Además, los habitantes del lugar lo ven como enemigos, como la persona que va a quitarle el trabajo a los nativos y las manifestaciones de xenofobia se observan en forma recurrente, incluso en forma desconsiderada en la mayoría de los casos, no quedando más remedio que aguantar las humillaciones, aun cuando  también se producen acciones de respaldo y respeto a los derechos humanos de los venezolanos.

No hay que olvidar la condición de vulnerabilidad en la que se encuentra el migrante venezolano, variable que se magnifica cuando eres del sexo femenino, tienes hijos pequeños o eres muy joven, siendo numerosos los casos que se conocen de mujeres que se han visto obligadas a prostituirse para poder alimentar a sus niños, para pagar la mensualidad de la vivienda, para adquirir comida o para obtener algunos recursos para enviar a los abuelos que se quedaron en casa cuidando a los más pequeños. Ciertamente, no es nada fácil.

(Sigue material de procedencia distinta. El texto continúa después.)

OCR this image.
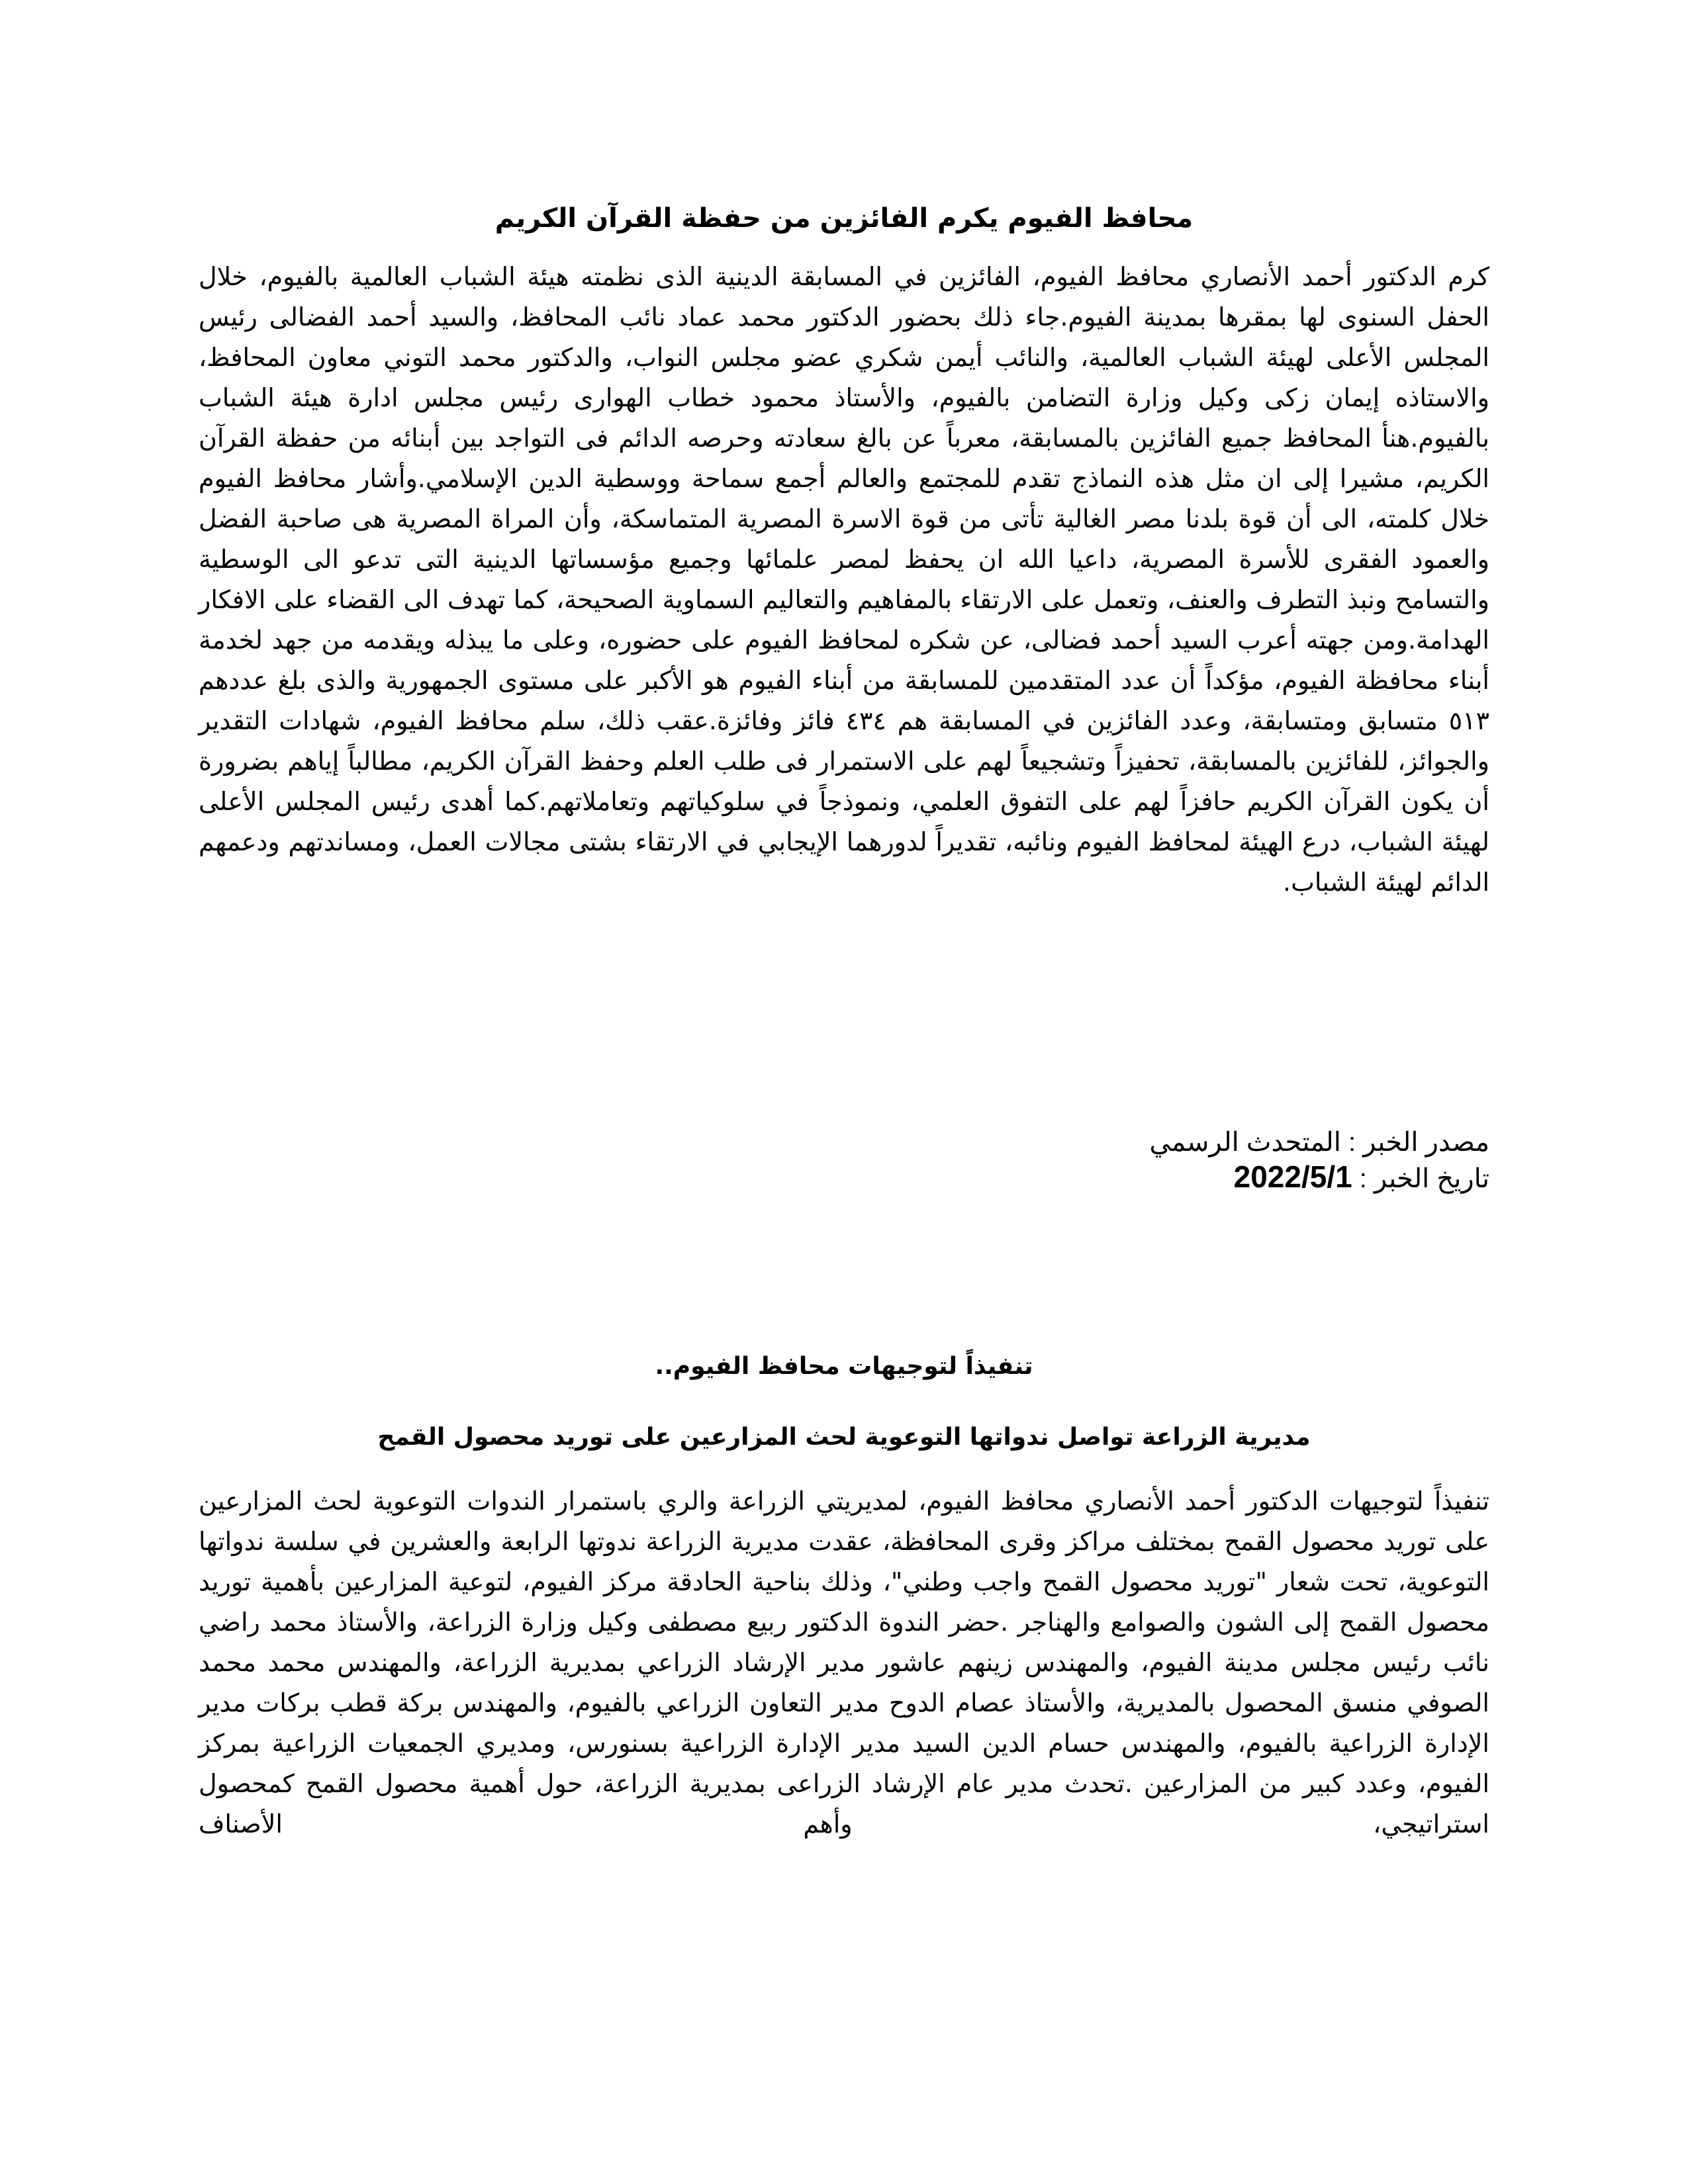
محافظ الفيوم يكرم الفائزين من حفظة القرآن الكريم

كرم الدكتور أحمد الأنصاري محافظ الفيوم، الفائزين في المسابقة الدينية الذى نظمته هيئة الشباب العالمية بالفيوم، خلال الحفل السنوى لها بمقرها بمدينة الفيوم.جاء ذلك بحضور الدكتور محمد عماد نائب المحافظ، والسيد أحمد الفضالى رئيس المجلس الأعلى لهيئة الشباب العالمية، والنائب أيمن شكري عضو مجلس النواب، والدكتور محمد التوني معاون المحافظ، والاستاذه إيمان زكى وكيل وزارة التضامن بالفيوم، والأستاذ محمود خطاب الهوارى رئيس مجلس ادارة هيئة الشباب بالفيوم.هنأ المحافظ جميع الفائزين بالمسابقة، معرباً عن بالغ سعادته وحرصه الدائم فى التواجد بين أبنائه من حفظة القرآن الكريم، مشيرا إلى ان مثل هذه النماذج تقدم للمجتمع والعالم أجمع سماحة ووسطية الدين الإسلامي.وأشار محافظ الفيوم خلال كلمته، الى أن قوة بلدنا مصر الغالية تأتى من قوة الاسرة المصرية المتماسكة، وأن المراة المصرية هى صاحبة الفضل والعمود الفقرى للأسرة المصرية، داعيا الله ان يحفظ لمصر علمائها وجميع مؤسساتها الدينية التى تدعو الى الوسطية والتسامح ونبذ التطرف والعنف، وتعمل على الارتقاء بالمفاهيم والتعاليم السماوية الصحيحة، كما تهدف الى القضاء على الافكار الهدامة.ومن جهته أعرب السيد أحمد فضالى، عن شكره لمحافظ الفيوم على حضوره، وعلى ما يبذله ويقدمه من جهد لخدمة أبناء محافظة الفيوم، مؤكداً أن عدد المتقدمين للمسابقة من أبناء الفيوم هو الأكبر على مستوى الجمهورية والذى بلغ عددهم ٥١٣ متسابق ومتسابقة، وعدد الفائزين في المسابقة هم ٤٣٤ فائز وفائزة.عقب ذلك، سلم محافظ الفيوم، شهادات التقدير والجوائز، للفائزين بالمسابقة، تحفيزاً وتشجيعاً لهم على الاستمرار فى طلب العلم وحفظ القرآن الكريم، مطالباً إياهم بضرورة أن يكون القرآن الكريم حافزاً لهم على التفوق العلمي، ونموذجاً في سلوكياتهم وتعاملاتهم.كما أهدى رئيس المجلس الأعلى لهيئة الشباب، درع الهيئة لمحافظ الفيوم ونائبه، تقديراً لدورهما الإيجابي في الارتقاء بشتى مجالات العمل، ومساندتهم ودعمهم الدائم لهيئة الشباب.

مصدر الخبر : المتحدث الرسمي
تاريخ الخبر : 2022/5/1
تنفيذاً لتوجيهات محافظ الفيوم..
مديرية الزراعة تواصل ندواتها التوعوية لحث المزارعين على توريد محصول القمح

تنفيذاً لتوجيهات الدكتور أحمد الأنصاري محافظ الفيوم، لمديريتي الزراعة والري باستمرار الندوات التوعوية لحث المزارعين على توريد محصول القمح بمختلف مراكز وقرى المحافظة، عقدت مديرية الزراعة ندوتها الرابعة والعشرين في سلسة ندواتها التوعوية، تحت شعار "توريد محصول القمح واجب وطني"، وذلك بناحية الحادقة مركز الفيوم، لتوعية المزارعين بأهمية توريد محصول القمح إلى الشون والصوامع والهناجر .حضر الندوة الدكتور ربيع مصطفى وكيل وزارة الزراعة، والأستاذ محمد راضي نائب رئيس مجلس مدينة الفيوم، والمهندس زينهم عاشور مدير الإرشاد الزراعي بمديرية الزراعة، والمهندس محمد محمد الصوفي منسق المحصول بالمديرية، والأستاذ عصام الدوح مدير التعاون الزراعي بالفيوم، والمهندس بركة قطب بركات مدير الإدارة الزراعية بالفيوم، والمهندس حسام الدين السيد مدير الإدارة الزراعية بسنورس، ومديري الجمعيات الزراعية بمركز الفيوم، وعدد كبير من المزارعين .تحدث مدير عام الإرشاد الزراعى بمديرية الزراعة، حول أهمية محصول القمح كمحصول استراتيجي، وأهم الأصناف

Desamparados jurídicamente

Lo peor de esta odisea que representa la migración a otros país, lejos de nuestros afectos, de los familiares, amigos, es estar desamparados jurídicamente, porque en Venezuela tenemos dos gobiernos, dos Tribunales Supremos de Justicia, pero en la gran mayoría de los países, la representación de la Cancillería del régimen brilla por su ausencia debido a la falta de legitimidad, mientras que el gobierno interino carece de recursos como para poder atender las múltiples necesidades de los migrantes, con la única excepción de la representación diplomática del gobierno interino en los Estados Unidos, que es la única que se ve y se oye que está trabajando para ayudar y apoyar a los migrantes venezolanos.

De tal manera que aquel migrante venezolano que se le venció su pasaporte y está viviendo en alguno de los países de Sudamérica, se siente atado de pies y manos, ya que no encuentra quien le resuelva este problema, fácil de solucionar si existiera una embajada o un consulado, pero ambos brillan por su ausencia.

Lo que en estos momentos resulta más inquietante, es que la situación económica del país sigue siendo crítica; las posibilidades de obtener un empleo estable y bien remunerado, siguen estando lejanas, el deterioro de los servicios como agua, electricidad. educación, salud y transporte se siguen deteriorando y esto conduce a que la diáspora siga creciendo, al extremo que en estos momentos estarían saliendo del país 1.400 personas cada día, lo que debe ser motivo de una seria reflexión.